この講堂は本来、学年規模の授業を行うときのみ使うはずだ。
しかし今は、体育会室が改修工事中のため僕の所属する演劇部は講堂で練習せざるを得ないのだ。
講堂につくと、豊野と2人の男女の先輩がいた。
僕が3人に近づくと、男の先輩...宇地原 三令が、
「あっ。常立君、お疲れ様!」
と言ってきた。
それに続けるように、今度は女の先輩...須田 智三が、
「ごめんね。今日は部活やらない予定だったんだけど、香角先生が明日出張でいないらしいから...。」
と言う。
僕は、
「先輩が気にすることではないですよ。僕、ちょうど今日暇でしたし。」
と憂鬱を悟られないよう優しい声で伝える。
もちろん、暇だったというのは嘘だ。
伊岐たちから今日の分の宿題を頼まれているから暇ではない。
だが、先輩達の頼みを断るのは流石に気が引ける。
宇地原先輩はこの演劇部の部長、須田先輩は副部長である。
2人とも僕の一個上で、僕には優しくしてくれる。
「今日は、終盤の動きの確認と注文しなきゃいけない用具の確認をする!」
と部長が言う。
僕たちが今練習しているのは、来年度の4月に行われる大会で演じるものだ。
内容を簡単に要約すると
〔主人公がこの世界に嫌気がさして自ら命を絶ち、異世界に転生。異世界で王族と仲良くなり、数多の魔物を束ねる王...魔王に転生で得た力を使って立ち向かう!〕
と言うものだ。
まあ、もっと簡単に言えば
〔厨二心満載の異世界転生物語!〕
だ。
物語の原案は宇地原先輩だ。
高二でこの内容の物語を1ミリも恥ずかしがらずに部員に淡々と伝えた部長に僕は変な憧れを抱いてしまった。

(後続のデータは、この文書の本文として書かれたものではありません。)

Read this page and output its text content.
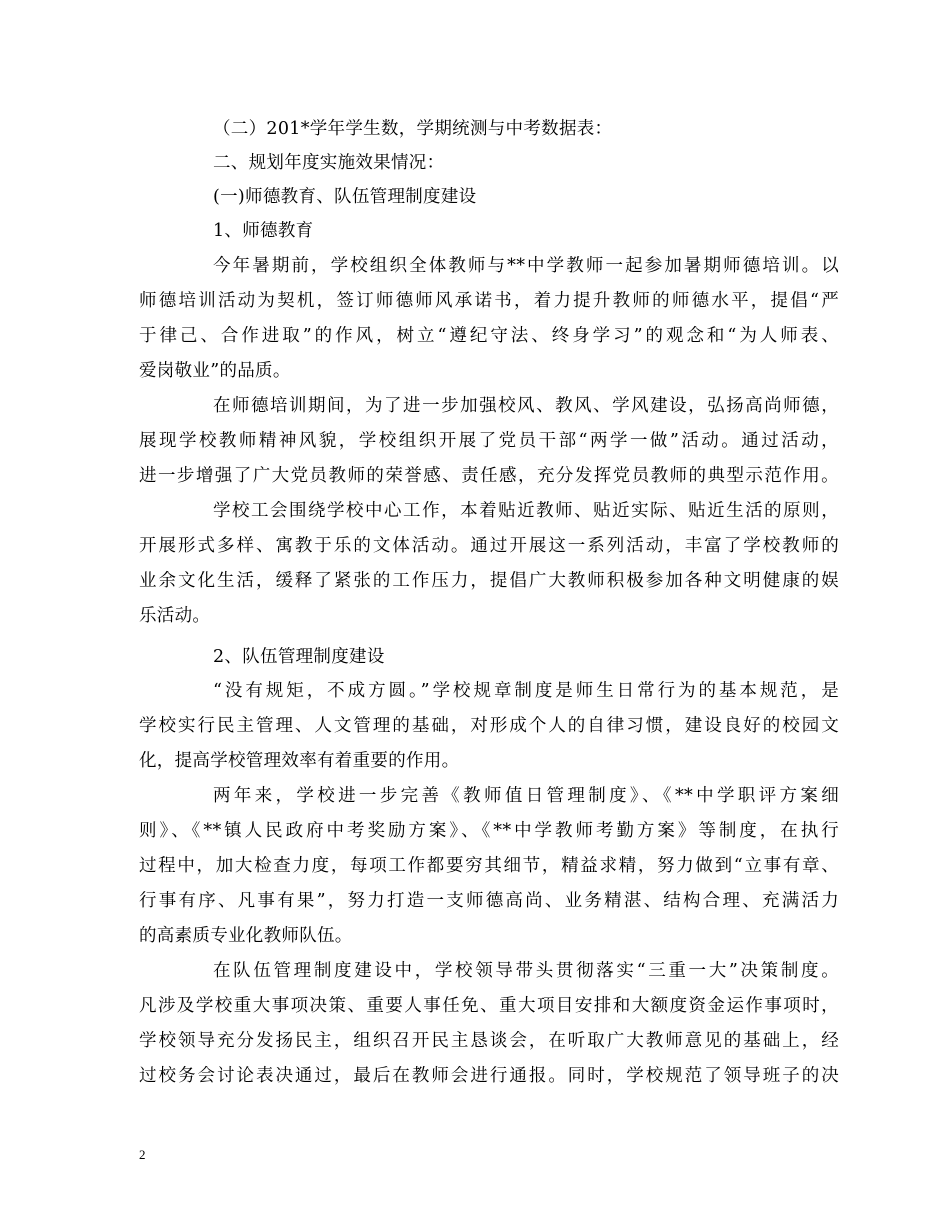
（二）201*学年学生数，学期统测与中考数据表：
二、规划年度实施效果情况：
(一)师德教育、队伍管理制度建设
1、师德教育
今年暑期前，学校组织全体教师与**中学教师一起参加暑期师德培训。以
师德培训活动为契机，签订师德师风承诺书，着力提升教师的师德水平，提倡“严
于律己、合作进取”的作风，树立“遵纪守法、终身学习”的观念和“为人师表、
爱岗敬业”的品质。
在师德培训期间，为了进一步加强校风、教风、学风建设，弘扬高尚师德，
展现学校教师精神风貌，学校组织开展了党员干部“两学一做”活动。通过活动，
进一步增强了广大党员教师的荣誉感、责任感，充分发挥党员教师的典型示范作用。
学校工会围绕学校中心工作，本着贴近教师、贴近实际、贴近生活的原则，
开展形式多样、寓教于乐的文体活动。通过开展这一系列活动，丰富了学校教师的
业余文化生活，缓释了紧张的工作压力，提倡广大教师积极参加各种文明健康的娱
乐活动。
2、队伍管理制度建设
“没有规矩，不成方圆。”学校规章制度是师生日常行为的基本规范，是
学校实行民主管理、人文管理的基础，对形成个人的自律习惯，建设良好的校园文
化，提高学校管理效率有着重要的作用。
两年来，学校进一步完善《教师值日管理制度》、《**中学职评方案细
则》、《**镇人民政府中考奖励方案》、《**中学教师考勤方案》等制度，在执行
过程中，加大检查力度，每项工作都要穷其细节，精益求精，努力做到“立事有章、
行事有序、凡事有果”，努力打造一支师德高尚、业务精湛、结构合理、充满活力
的高素质专业化教师队伍。
在队伍管理制度建设中，学校领导带头贯彻落实“三重一大”决策制度。
凡涉及学校重大事项决策、重要人事任免、重大项目安排和大额度资金运作事项时，
学校领导充分发扬民主，组织召开民主恳谈会，在听取广大教师意见的基础上，经
过校务会讨论表决通过，最后在教师会进行通报。同时，学校规范了领导班子的决
2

この部活の顧問...香角 刻四先生も異世界転生系が好きと言うのもあり、この案はすんなり通ってしまった。
ん?待てよ...。
僕の中である一つの疑問が浮上する。
僕は、
「そういえば、香角先生は?」
と聞く。
すると豊野は、
「さぁ?そういえばどこにいるんだろう?ちょっと部長に聞いてくるね。」
と言い、部長の方へ聞きに行く。
部長は豊野と話したあとハッとし、急いで講堂から走って出て行く。
「なんだか嫌な予感がするな...」
と呟きながら、僕はスマホを取り出し、ゲームを起動する。
僕も実は部長と香角先生と同じように異世界転生系が大好きだ。
僕が今遊んでいるゲームも異世界転生の物語を基に作られたオープンワールドゲームだ。
こんなこと誰にも言えないが、自分は廃人並みにこのゲームをやりこんでいると思っている。
ゲーム内のトーナメントではいつも1位をとり、レベル,戦闘力共にカンストしていて、今はただミッションをこなしながら次のアプデを待つだけである。
「はぁ、今日もミッションやるか...」
といつも通りミッションをしようとしたその時、
「大変だあああぁぁぁーーー!」
と部長が大声で講堂に戻ってきた。
部長は続けて、
「香角先生が学校中どこを探してもいなかった...」
と気が抜けたように言う。
「やっぱりそうか...」と僕は心の中で呟く。
香角先生は性格がヲタクよりだから、早く家に帰る習性がある。
定時になると何食わぬ顔で学校を去って行く彼を、人々は『定時の神』と読んでいる。
須田先輩が、
「どうします、部長?活田先生もいないですし...今日は流石に部活はできないのでは?」
と聞くと、部長は
「...そ、そうだな...。本当はやりたかったが...顧問も副顧問もいないのなら...流石にできない...よな...。」
と今にも泣き崩れそうな声で答えた。
見てるとこっちまで悲しくなってくる。
こうして演劇部の練習は中止となった。
帰り、天ヶ原駅までの道でトボトボと悲しそうに歩く宇地原先輩を見かけた。